With a spousal lifetime access trust, you can avoid some estate tax issues without necessarily losing access to assets in the trust. However, there are some potential drawbacks.
There is one common problem that people face when setting up a trust. They need to decide whether they want the trust to help protect their assets from the estate taxes or unrestricted access to assets placed in the trust during their lifetimes. There are many different types of trusts that can be created. However, most require some level of tradeoff between estate tax minimization and access to the trust assets.

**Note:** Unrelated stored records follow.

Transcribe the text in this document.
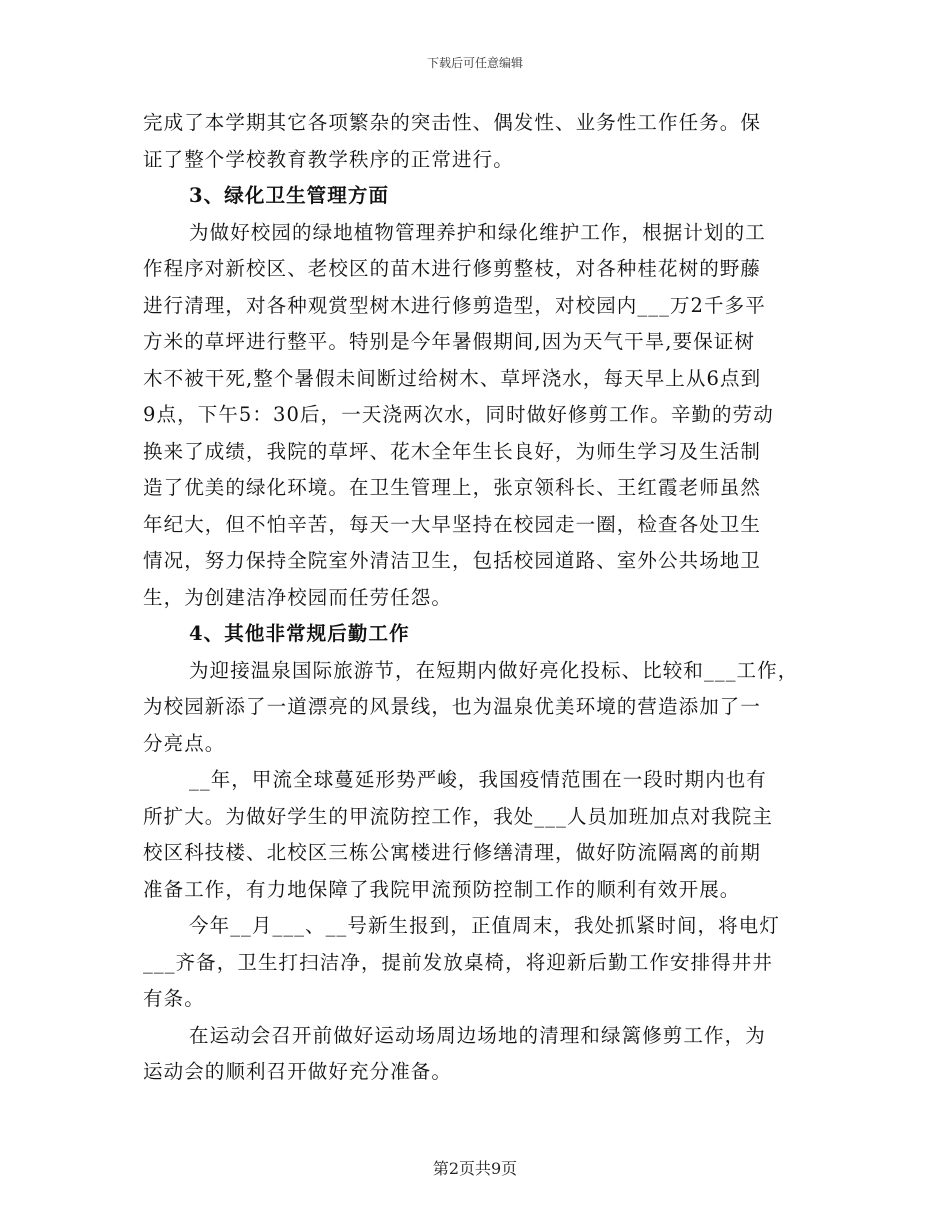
下载后可任意编辑
完成了本学期其它各项繁杂的突击性、偶发性、业务性工作任务。保
证了整个学校教育教学秩序的正常进行。
3、绿化卫生管理方面
为做好校园的绿地植物管理养护和绿化维护工作，根据计划的工
作程序对新校区、老校区的苗木进行修剪整枝，对各种桂花树的野藤
进行清理，对各种观赏型树木进行修剪造型，对校园内___万2千多平
方米的草坪进行整平。特别是今年暑假期间,因为天气干旱,要保证树
木不被干死,整个暑假未间断过给树木、草坪浇水，每天早上从6点到
9点，下午5：30后，一天浇两次水，同时做好修剪工作。辛勤的劳动
换来了成绩，我院的草坪、花木全年生长良好，为师生学习及生活制
造了优美的绿化环境。在卫生管理上，张京领科长、王红霞老师虽然
年纪大，但不怕辛苦，每天一大早坚持在校园走一圈，检查各处卫生
情况，努力保持全院室外清洁卫生，包括校园道路、室外公共场地卫
生，为创建洁净校园而任劳任怨。
4、其他非常规后勤工作
为迎接温泉国际旅游节，在短期内做好亮化投标、比较和___工作，
为校园新添了一道漂亮的风景线，也为温泉优美环境的营造添加了一
分亮点。
__年，甲流全球蔓延形势严峻，我国疫情范围在一段时期内也有
所扩大。为做好学生的甲流防控工作，我处___人员加班加点对我院主
校区科技楼、北校区三栋公寓楼进行修缮清理，做好防流隔离的前期
准备工作，有力地保障了我院甲流预防控制工作的顺利有效开展。
今年__月___、__号新生报到，正值周末，我处抓紧时间，将电灯
___齐备，卫生打扫洁净，提前发放桌椅，将迎新后勤工作安排得井井
有条。
在运动会召开前做好运动场周边场地的清理和绿篱修剪工作，为
运动会的顺利召开做好充分准备。
第2页共9页
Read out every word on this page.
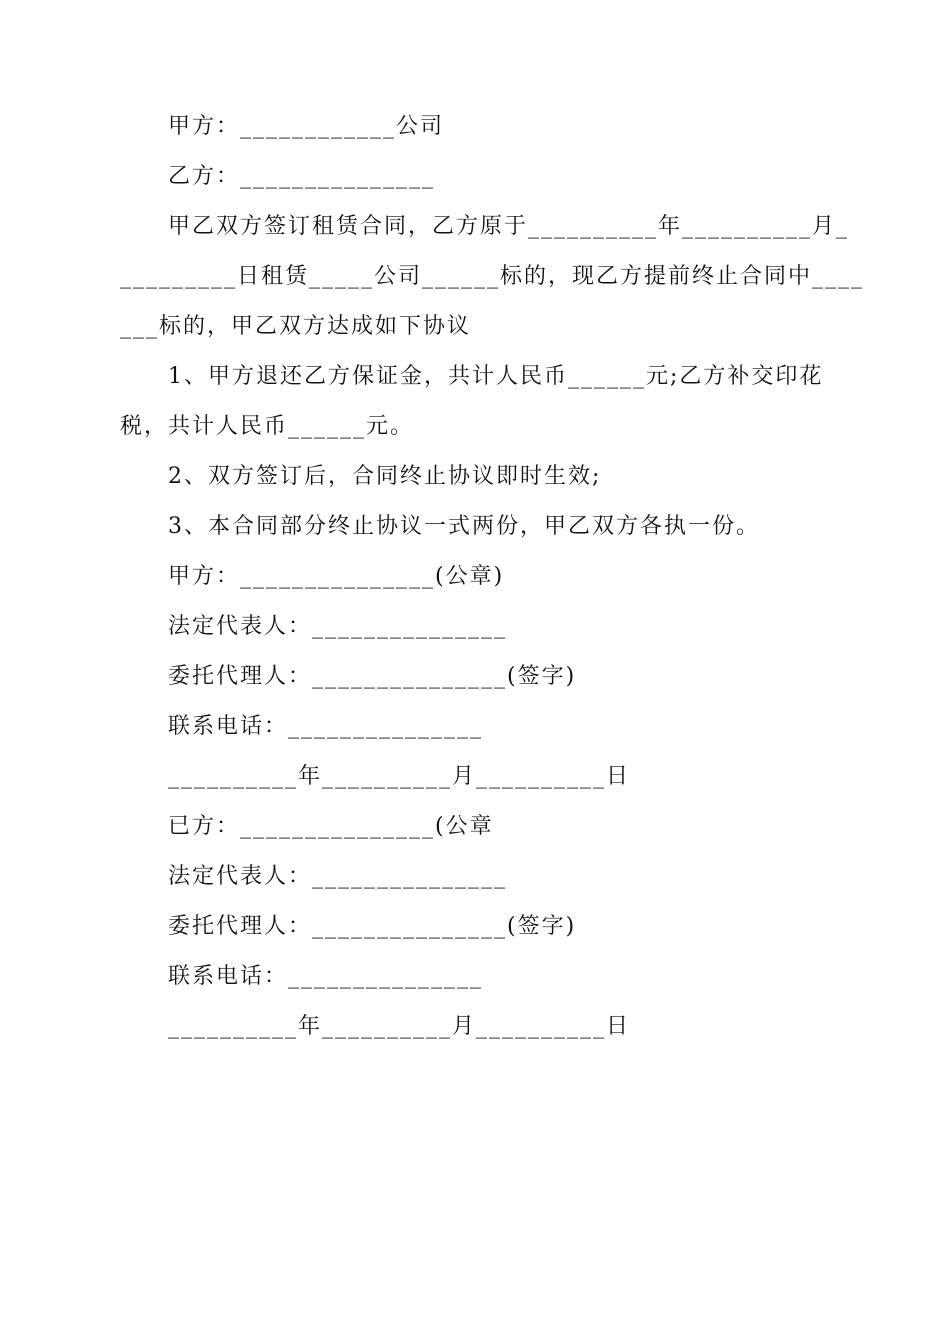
甲方：____________公司
乙方：_______________
甲乙双方签订租赁合同，乙方原于__________年__________月_
_________日租赁_____公司______标的，现乙方提前终止合同中____
___标的，甲乙双方达成如下协议
1、甲方退还乙方保证金，共计人民币______元;乙方补交印花
税，共计人民币______元。
2、双方签订后，合同终止协议即时生效;
3、本合同部分终止协议一式两份，甲乙双方各执一份。
甲方：_______________(公章)
法定代表人：_______________
委托代理人：_______________(签字)
联系电话：_______________
__________年__________月__________日
已方：_______________(公章
法定代表人：_______________
委托代理人：_______________(签字)
联系电话：_______________
__________年__________月__________日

On the other hand, there is a type of trust that seemingly offers the best of both worlds. What is it called? A spousal lifetime access trust (SLAT) recently discussed in the Wills, Trusts & Estates Prof Blog in "Exploring the Spousal Lifetime Access Trust."
A SLAT is an irrevocable trust that one spouse, the settlor-spouse, creates for the benefit of the other spouse, the beneficiary-spouse. Through use of the gift tax exemption, the beneficiary-spouse can access trust assets, including income, during his or her lifetime. The settlor-spouse might then have access to funds through the beneficiary-spouse. Children of the beneficiary-spouse can also be named as beneficiaries.

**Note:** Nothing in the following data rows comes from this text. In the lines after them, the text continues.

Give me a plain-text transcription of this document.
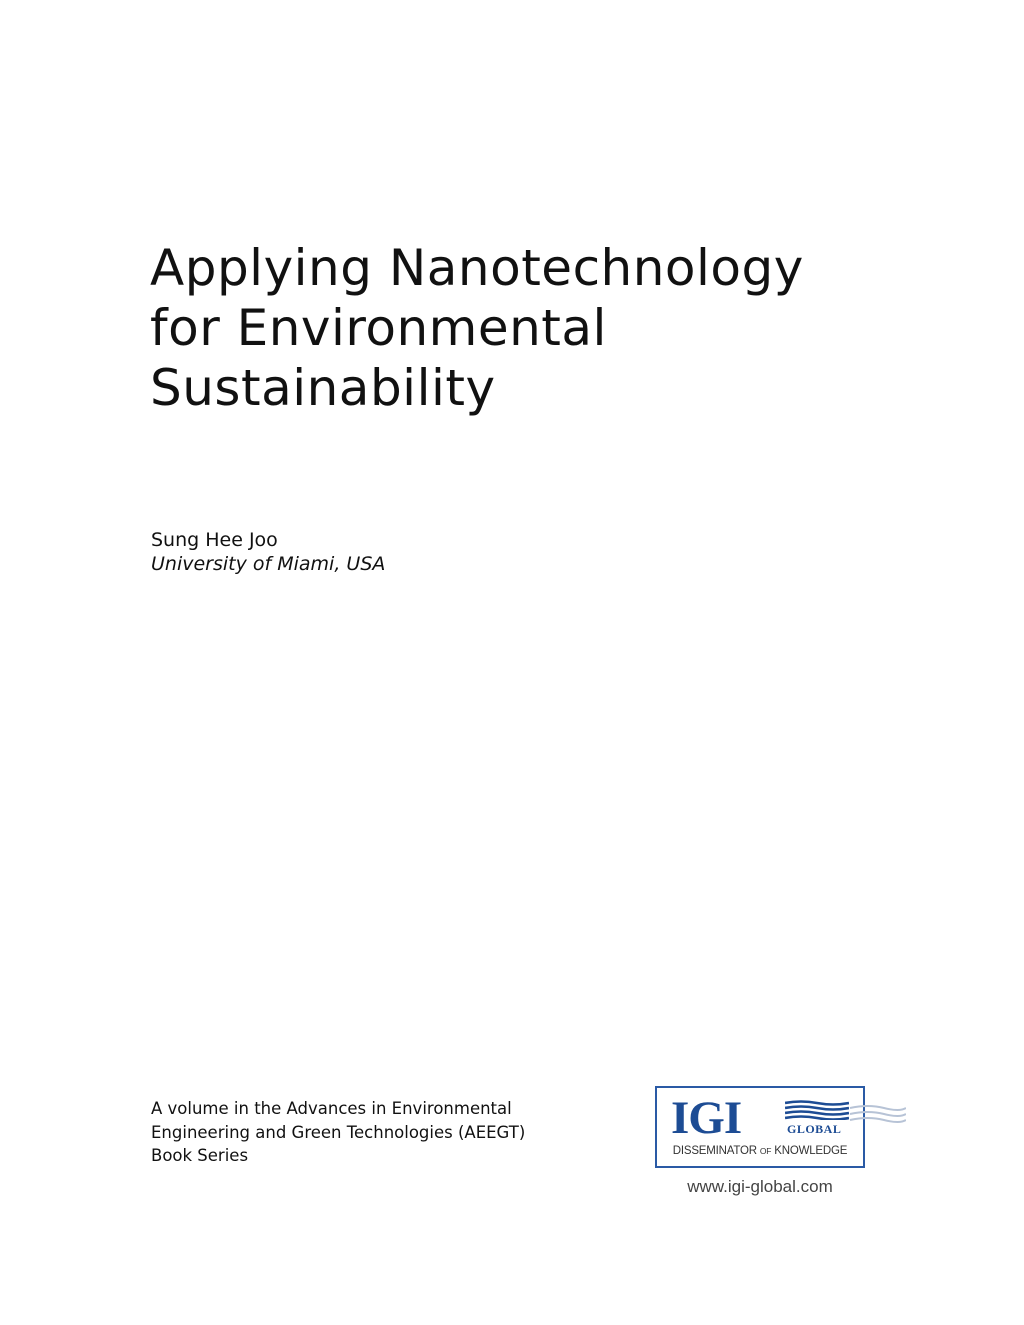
Applying Nanotechnology
for Environmental
Sustainability
Sung Hee Joo
University of Miami, USA
A volume in the Advances in Environmental
Engineering and Green Technologies (AEEGT)
Book Series
IGI	GLOBAL
DISSEMINATOR OF KNOWLEDGE
www.igi-global.com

There are potential drawbacks for the settlor-spouse with a SLAT. If the couple gets divorced, the settlor-spouse will likely lose access to trust assets. The same thing can happen, if the beneficiary-spouse passes away first depending on other estate planning decisions that were made.
If you want your spouse to be protected after you pass away, you might want to consider a spousal lifetime access trust(SLAT). Ask an estate planning attorney on how to set up a SLAT.
Reference: Wills, Trusts & Estates Prof Blog (April 16, 2018) "Exploring the Spousal Lifetime Access Trust."